Kirby has taught the Core courses on “Contemporary China: The People’s Republic and Taiwan in the Modern World” and (with Peter K. Bol) “China: Traditions and Transformations,” which interprets 3,000 years of Chinese history. He has trained numerous doctoral students in modern Chinese history and has offered regular graduate seminars on the use of Chinese archives and the reading of documents of 20th century China. In addition, he has taught courses on China’s foreign economic and cultural relations, Chinese business history, and the role of science and technology in China’s relations with the West.
As Dean, he has remained active in China studies through graduate teaching, conferences, and publications. He led several conferences on the concept of the practice of “freedom” in China, culminating in the volume Realms of Freedom in Modern China (2004). Together with colleagues in China and Europe, he directed a series of recent conferences on China’s internationalization, whose products include the forthcoming China and the World: Internationalization, Internalization, and Externalization (2006).
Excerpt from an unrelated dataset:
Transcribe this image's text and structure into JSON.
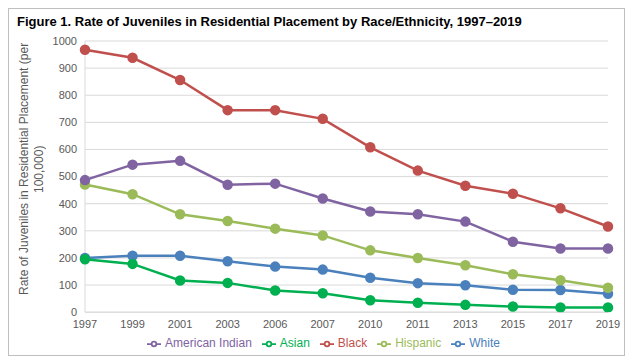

A third volume, Normalization of U.S.-China Relations: An International History (2006), edited with Robert Ross and Gong Li, grows out of a joint conference between Harvard’s Fairbank Center and the Central Party School in Beijing.
A frequent traveler to China, Kirby is an honorary visiting professor at both Beijing University and Nanjing University. He has also been a visiting professor at the University of Heidelberg and the Free University of Berlin. His research has been supported by grants from the National Endowment for the Humanities, the American Council of Learned Societies, and the Chiang Ching-kuo Foundation. He is a member of the American Academy of Arts and Sciences.